Arvind made some really interesting points about LiveJournal, which has made privacy its central selling point, and for which users pay money. I need to take another look at LiveJournal to better understand this.
YouTube and Yahoo
Palash Nandy from YouTube, and Kun Lui from Yahoo, both said some interesting things, but I had a few work issues to handle before my laptop battery ran out, and so I tuned out for a bit.
Sam from Loopt blew my mind. I have been ignoring location-based privacy, and I now realize what a huge oversight that was. Loopt can uniquely identify people usually from 24 hours of location data, almost always from 1 week, and always from 2 weeks. As a result, they keep only 24 hours of location data, otherwise building a probabilistic model of who you are based on past data. They have significant internal controls to prevent employees from tracking users. Yet they have enough data to detect when a bar is holding a happy hour, when a city wins a sporting event, etc.
They’ve had to build significant privacy controls, including the ability to fake your location for individuals with abusive spouses. They’re beginning to think about how to open up an API to other applications… but again how to prevent those applications from abusing that data access? They want a technical solution but… well I don’t see how that’s possible without DRM-like technology. In any case, I wholeheartedly agree that there is an incredibly important problem here.
But yeah, Loopt blew my mind.
Gerome, whom I’d met once at UMass a few years ago, went into the details of how to enable social science research while respecting privacy, specifically how to apply the ideas of differential privacy to graph queries. Fun stuff.
All in all, a really great day. Thanks Elie for organizing!
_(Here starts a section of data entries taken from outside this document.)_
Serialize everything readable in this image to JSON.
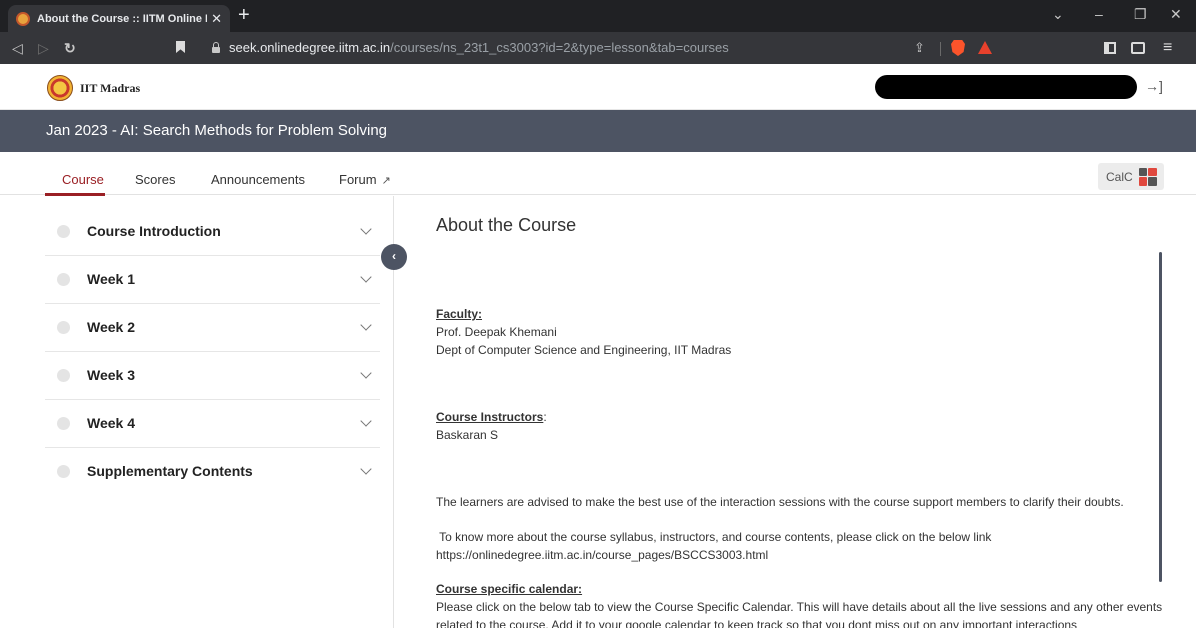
{
  "browser": {
    "tab_title": "About the Course :: IITM Online D",
    "url_host": "seek.onlinedegree.iitm.ac.in",
    "url_path": "/courses/ns_23t1_cs3003?id=2&type=lesson&tab=courses"
  },
  "header": {
    "brand": "IIT Madras",
    "course_title": "Jan 2023 - AI: Search Methods for Problem Solving"
  },
  "tabs": [
    {
      "label": "Course",
      "active": true
    },
    {
      "label": "Scores",
      "active": false
    },
    {
      "label": "Announcements",
      "active": false
    },
    {
      "label": "Forum",
      "active": false
    }
  ],
  "calc_label": "CalC",
  "sidebar": {
    "items": [
      {
        "label": "Course Introduction"
      },
      {
        "label": "Week 1"
      },
      {
        "label": "Week 2"
      },
      {
        "label": "Week 3"
      },
      {
        "label": "Week 4"
      },
      {
        "label": "Supplementary Contents"
      }
    ]
  },
  "content": {
    "title": "About the Course",
    "faculty_heading": "Faculty:",
    "faculty_name": "Prof. Deepak Khemani",
    "faculty_dept": "Dept of Computer Science and Engineering, IIT Madras",
    "instructors_heading": "Course Instructors",
    "instructors_colon": ":",
    "instructor_name": "Baskaran S",
    "advice": "The learners are advised to make the best use of the interaction sessions with the course support members to clarify their doubts.",
    "more_info": " To know more about the course syllabus, instructors, and course contents, please click on the below link",
    "more_info_url": "https://onlinedegree.iitm.ac.in/course_pages/BSCCS3003.html",
    "calendar_heading": "Course specific calendar:",
    "calendar_text_1": "Please click on the below tab to view the Course Specific Calendar. This will have details about all the live sessions and any other events",
    "calendar_text_2": "related to the course. Add it to your google calendar to keep track so that you dont miss out on any important interactions"
  }
}
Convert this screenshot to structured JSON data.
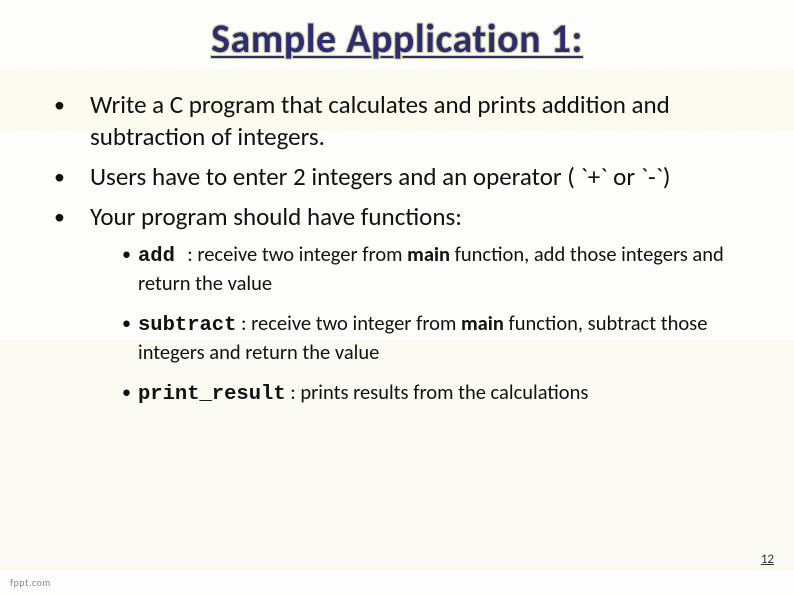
{
  "title": "Sample Application 1:",
  "bullets": [
    "Write a C program that calculates and prints addition and subtraction of integers.",
    "Users have to enter 2 integers and an operator ( `+` or `-`)",
    "Your program should have functions:"
  ],
  "sub": [
    {
      "code": "add ",
      "rest1": ": receive two integer from ",
      "bold": "main",
      "rest2": " function, add those integers and return the value"
    },
    {
      "code": "subtract",
      "rest1": " : receive two integer from ",
      "bold": "main",
      "rest2": " function, subtract those integers and return the value"
    },
    {
      "code": "print_result",
      "rest1": " : prints results from the calculations",
      "bold": "",
      "rest2": ""
    }
  ],
  "pageNumber": "12",
  "brand": "fppt.com"
}
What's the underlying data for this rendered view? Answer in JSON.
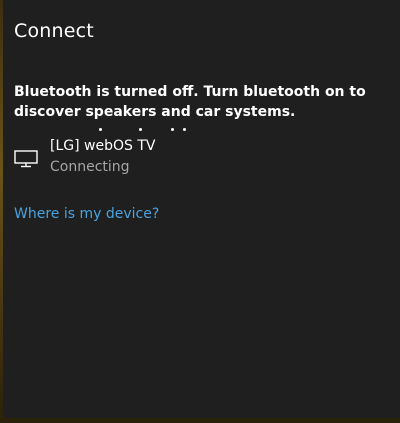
{
  "panel": {
    "title": "Connect",
    "message": "Bluetooth is turned off. Turn bluetooth on to discover speakers and car systems.",
    "searching_indicator": "progress-dots",
    "device": {
      "icon": "monitor-icon",
      "name": "[LG] webOS TV",
      "status": "Connecting"
    },
    "help_link": "Where is my device?"
  },
  "colors": {
    "panel_background": "#1f1f1f",
    "text_primary": "#ffffff",
    "text_secondary": "#a6a6a6",
    "link": "#4aa3df"
  }
}
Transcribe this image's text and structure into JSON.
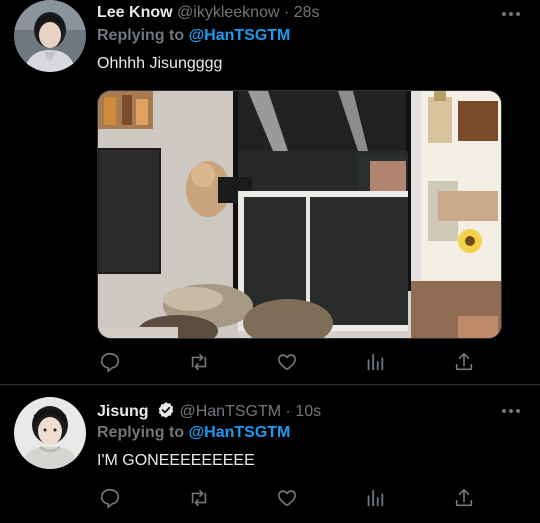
{
  "colors": {
    "background": "#000000",
    "text_primary": "#e7e9ea",
    "text_secondary": "#71767b",
    "accent": "#1d9bf0",
    "divider": "#2f3336"
  },
  "tweets": [
    {
      "display_name": "Lee Know",
      "handle": "@ikykleeknow",
      "separator": "·",
      "time": "28s",
      "reply_prefix": "Replying to",
      "reply_to": "@HanTSGTM",
      "text": "Ohhhh Jisungggg",
      "has_media": true,
      "verified": false,
      "icons": [
        "reply-icon",
        "retweet-icon",
        "like-icon",
        "analytics-icon",
        "share-icon"
      ]
    },
    {
      "display_name": "Jisung",
      "handle": "@HanTSGTM",
      "separator": "·",
      "time": "10s",
      "reply_prefix": "Replying to",
      "reply_to": "@HanTSGTM",
      "text": "I'M GONEEEEEEEEE",
      "has_media": false,
      "verified": true,
      "icons": [
        "reply-icon",
        "retweet-icon",
        "like-icon",
        "analytics-icon",
        "share-icon"
      ]
    }
  ]
}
UPDATE: I’ve edited this post to clarify the portion about Facebook. My initial stream-of-consciousness write-up did not properly set the context for Tao’s comments, in particular his subtle sarcasm and the fact that Tao wasn’t railing against academics so much as gently prodding us to be more productive. I greatly enjoyed Tao’s talk and his honest, productive criticism, but apparently my write-up gave a very different impression, so … now the text is more in line with my actual impression.